Comment by physix
13 hours ago
This reminds me of when I was a physics undergrad way back in the mid 80s. We used to spend nights drinking beer and hacking some simulations from the Computer Recreations section of Scientific American.
Once we wanted to simulate the dynamics of galaxies. I don'it think it was an SA article, but we did it the slow way by calculating the force on every star individually from each other star. It was excruciatingly slow and boring.
Then some time later, I don't recall where I picked that up, I updated the simulation to just model the force on each star coming from the galaxy's centre of mass.
I could simulate many more stars, have galaxies collide and see them spin off with their stars scattering around.
What struck me was that they looked like real galaxies we see out there.
I wasn't aware of the postulations made in the 60s/70s about there being supermassive black holes at the centre of galaxies, but to me, this simplified simulation was kind of like a smoking gun for that... from an 80286 IBM PC AT.
Even the largest SMBHs mass is a minute fraction of their host galaxies' total mass so it is not the case that everything is just orbiting the SMBH.
Ah, yes, of course!

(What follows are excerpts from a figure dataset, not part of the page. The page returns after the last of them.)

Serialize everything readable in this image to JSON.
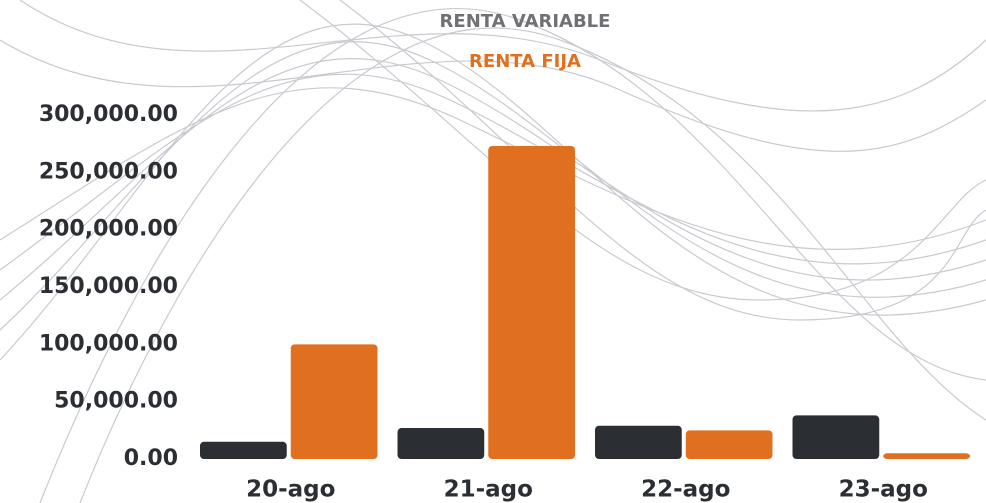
{
  "chart_data": {
    "type": "bar",
    "categories": [
      "20-ago",
      "21-ago",
      "22-ago",
      "23-ago"
    ],
    "series": [
      {
        "name": "RENTA VARIABLE",
        "color": "#2b2f33",
        "values": [
          15000,
          27000,
          29000,
          38000
        ]
      },
      {
        "name": "RENTA FIJA",
        "color": "#e07020",
        "values": [
          100000,
          273000,
          25000,
          5000
        ]
      }
    ],
    "ylim": [
      0,
      300000
    ],
    "yticks": [
      {
        "value": 0,
        "label": "0.00"
      },
      {
        "value": 50000,
        "label": "50,000.00"
      },
      {
        "value": 100000,
        "label": "100,000.00"
      },
      {
        "value": 150000,
        "label": "150,000.00"
      },
      {
        "value": 200000,
        "label": "200,000.00"
      },
      {
        "value": 250000,
        "label": "250,000.00"
      },
      {
        "value": 300000,
        "label": "300,000.00"
      }
    ],
    "grid": false,
    "legend": "top"
  }
}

Thanks.
If we're assuming that the galaxy is radially symmetrical, doesn't it immediately follow that the combined gravitational force on a given star is the same as if we applied the force from a combined mass at the center?
This wouldn't work for something like the Solar system with a very sparse distribution of mass, but at the galaxy level it seems right even without the presence of a black hole.
Even when the distance between the centres of mass of two colliding galaxies become comparable to their size?
It's a long time ago, but what I remember was being fascinated by the shapes of the galaxies emerging from a collision under this centre-of-mass approximation, and that it created shapes we see out there. It was as if the main effect were a central mass in each galaxy dominating the dynamics.